The Saturn CPU's instruction and data addresses are also nibble-based. The three pointer registers (including the program counter) and address registers are 20 bits wide. Due to this, the Saturn architecture can address 1 M nibbles or, equivalently, 512 K bytes. Beyond that size (e.g. in the 48GX), bank switching is used.

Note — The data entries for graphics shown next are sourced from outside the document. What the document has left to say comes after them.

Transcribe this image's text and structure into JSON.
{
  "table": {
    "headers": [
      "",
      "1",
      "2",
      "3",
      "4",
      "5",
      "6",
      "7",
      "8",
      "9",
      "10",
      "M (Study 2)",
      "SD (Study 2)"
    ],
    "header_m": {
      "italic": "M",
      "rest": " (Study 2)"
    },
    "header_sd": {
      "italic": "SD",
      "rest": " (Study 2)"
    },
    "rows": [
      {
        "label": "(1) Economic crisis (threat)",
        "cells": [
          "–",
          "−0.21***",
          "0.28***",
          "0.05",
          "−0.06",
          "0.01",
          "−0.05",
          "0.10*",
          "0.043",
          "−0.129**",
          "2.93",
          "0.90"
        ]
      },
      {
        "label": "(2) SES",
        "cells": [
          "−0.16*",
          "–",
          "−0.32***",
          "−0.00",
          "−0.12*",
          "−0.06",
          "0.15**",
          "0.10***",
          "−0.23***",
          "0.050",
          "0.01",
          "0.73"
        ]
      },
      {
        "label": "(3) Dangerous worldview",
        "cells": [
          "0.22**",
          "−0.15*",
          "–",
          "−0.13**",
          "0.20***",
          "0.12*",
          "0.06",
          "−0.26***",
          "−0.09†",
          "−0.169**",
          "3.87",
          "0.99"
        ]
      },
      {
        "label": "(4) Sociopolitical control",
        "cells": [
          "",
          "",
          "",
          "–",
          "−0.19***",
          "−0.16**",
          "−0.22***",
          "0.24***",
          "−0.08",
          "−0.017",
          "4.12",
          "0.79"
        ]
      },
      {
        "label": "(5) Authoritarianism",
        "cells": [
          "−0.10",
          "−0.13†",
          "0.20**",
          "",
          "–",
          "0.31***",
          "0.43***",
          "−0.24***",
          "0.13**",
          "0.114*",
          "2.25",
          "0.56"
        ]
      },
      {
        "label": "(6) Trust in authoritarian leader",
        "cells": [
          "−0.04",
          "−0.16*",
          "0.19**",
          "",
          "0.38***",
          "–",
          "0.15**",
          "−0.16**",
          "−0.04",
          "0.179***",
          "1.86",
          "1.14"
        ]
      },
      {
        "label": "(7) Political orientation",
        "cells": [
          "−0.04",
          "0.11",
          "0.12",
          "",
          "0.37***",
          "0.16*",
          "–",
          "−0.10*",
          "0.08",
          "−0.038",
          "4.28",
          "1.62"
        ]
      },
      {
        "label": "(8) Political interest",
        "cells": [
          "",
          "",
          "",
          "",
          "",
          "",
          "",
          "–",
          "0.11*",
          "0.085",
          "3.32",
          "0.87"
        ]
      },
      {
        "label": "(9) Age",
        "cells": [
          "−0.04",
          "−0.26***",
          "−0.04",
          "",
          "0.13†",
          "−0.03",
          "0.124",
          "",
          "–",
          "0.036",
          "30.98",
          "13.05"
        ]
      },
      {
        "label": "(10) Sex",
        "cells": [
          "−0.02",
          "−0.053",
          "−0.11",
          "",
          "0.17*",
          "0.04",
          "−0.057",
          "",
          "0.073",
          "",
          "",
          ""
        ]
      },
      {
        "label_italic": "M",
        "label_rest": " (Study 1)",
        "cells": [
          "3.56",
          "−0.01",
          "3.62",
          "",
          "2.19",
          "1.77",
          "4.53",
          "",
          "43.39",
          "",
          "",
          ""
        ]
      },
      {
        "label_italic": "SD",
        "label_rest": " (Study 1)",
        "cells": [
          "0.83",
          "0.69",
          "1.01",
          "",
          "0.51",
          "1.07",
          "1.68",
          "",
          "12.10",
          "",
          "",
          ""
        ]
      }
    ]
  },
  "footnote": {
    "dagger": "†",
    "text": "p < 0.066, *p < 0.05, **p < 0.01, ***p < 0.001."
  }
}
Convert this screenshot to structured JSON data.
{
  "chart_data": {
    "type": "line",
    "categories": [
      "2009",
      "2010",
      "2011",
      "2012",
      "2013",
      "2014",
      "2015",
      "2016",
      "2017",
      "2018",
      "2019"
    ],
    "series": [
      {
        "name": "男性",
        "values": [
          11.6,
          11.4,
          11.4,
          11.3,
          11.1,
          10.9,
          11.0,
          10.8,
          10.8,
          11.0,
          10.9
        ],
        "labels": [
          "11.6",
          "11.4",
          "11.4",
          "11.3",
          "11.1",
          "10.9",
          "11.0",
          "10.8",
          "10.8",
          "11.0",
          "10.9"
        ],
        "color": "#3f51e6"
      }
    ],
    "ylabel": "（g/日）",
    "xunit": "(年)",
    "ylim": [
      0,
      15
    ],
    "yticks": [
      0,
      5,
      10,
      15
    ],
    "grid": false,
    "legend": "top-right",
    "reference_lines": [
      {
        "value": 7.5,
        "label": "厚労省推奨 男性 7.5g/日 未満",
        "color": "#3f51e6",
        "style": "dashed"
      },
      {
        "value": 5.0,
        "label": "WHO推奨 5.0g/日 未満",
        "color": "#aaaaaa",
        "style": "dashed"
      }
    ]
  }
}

The original HP-71B handheld computer and the HP-28C had the Saturn processor as a separate chip. In the HP 48S/SX, 48G/GX series and HP-28S, HP-27S, HP-42S, HP-32SII and HP-20S, the Saturn CPU core is integrated as part of a more complex integrated circuit (IC) SoC.

==Example code==

The following is an integer implementation of a BCD decimal square root algorithm in Saturn Jazz / HP Tools assembly syntax:

  - In the following A.W is assumed to contain the argument (< 1E14).
  - The result (IP(SQRT(A.W))) is in C.W:

        SETDEC
        ASL W
        C=A W
        A=A+A W
        A=A+A W
        A=A+C W
        ASR W
        C=0 W
        P= 13
        LC(1) 5
- CSR WP
        C=C-1 P
-- C=C+1 P
        A=A-C W
        GONC --
        A=A+C W
        CSR W
        P=P-1
        P=P-1
        GONC -
        SETHEX
        A=C W

==Chipsets and applications==
The original Saturn CPU gave its name to the entire instruction set architecture. Later chips had their own code names:

| ISA level | Processor code-name | Used in calculator models | Properties |
|---|---|---|---|
| 0 | Saturn (1LF2) | HP-44A, HP-71B (1984) |  |
| 1 | Saturn (1LK7) | HP-18C (1986), HP-28C (1987), HP-71B | 640 kHz, more instructions |
| 2 | Bert (1LU7) | HP-10B (1988), HP-20S (1988), HP-21S | 640 kHz, 10 KB ROM, 256 bytes RAM, LCD driver |
| 2 | Sacajawea (1LR3) | HP-14B, HP-22S, HP-32S (1988), HP-32S+, HP-32SII (1991) | 640 kHz, 16 KB ROM, 512 bytes RAM, LCD driver |
| 2 | Lewis (1LR2) | HP-17B (1988), HP 17BII (1990), HP-19B (1988), HP 19BII (1990), HP-27S (1988), HP-28S (1988), HP-42S (1988) | 1 MHz, 64 KB ROM, LCD driver, memory controller, IR control, 3 V CMOS |
| 2 | Clarke (1LT8) | HP 48SX (1990), HP 48S (1991) | 2 MHz, LCD controller, memory controller, UART and IR control, more instructions |
| 2 | Yorke 00048-80063 | HP 38G (1995), HP 38G+ (1998), HP 39G (2000), HP 40G (2000), HP 48GX (1993), HP 48G (1993), HP 48G+ (1998), HP 49G (1999) | 3.68–4 MHz, LCD controller, memory controller, UART and IR control, manufactured by NEC, more instructions, sometimes also known as Saturn 5 platform |
| ? | New-Yorke | HP 48GX prototype | 8 MHz, LCD controller, memory controller, UART and IR control. This was only made as an internal HP prototype and never released in the wild. |
| 2 | Apple series (Big Apple, Mid Apple, Little Apple) | hp 39g+ (2003), HP 39gs (2006), HP 40gs (2006), hp 49g+ (2003), hp 48gII (2003/2007), HP 50g (2006) | Virtual version of the Yorke CPU emulated by members of the 48/75 MHz Samsung S3C2410 processor family with ARM920T core (of the ARMv4T architecture) aka Saturn+ with additional virtual instructions |

The CPU code-names are inspired by members of the Lewis and Clark Expedition of 1804–1806, the first United States overland expedition to the Pacific coast and back. The virtual CPU / emulator code names were inspired by the prototype "New-Yorke" Saturn-based 8 MHz SoC that never made it to production. According to one of the ACO (Australian Calculator Operation) members, "Big Apple" was derived from the code name "New-Yorke" of the prototype 8 MHz Saturn-based SoC in a reference to New York city, hence the names "Big apple", "Mid Apple" and "Little Apple".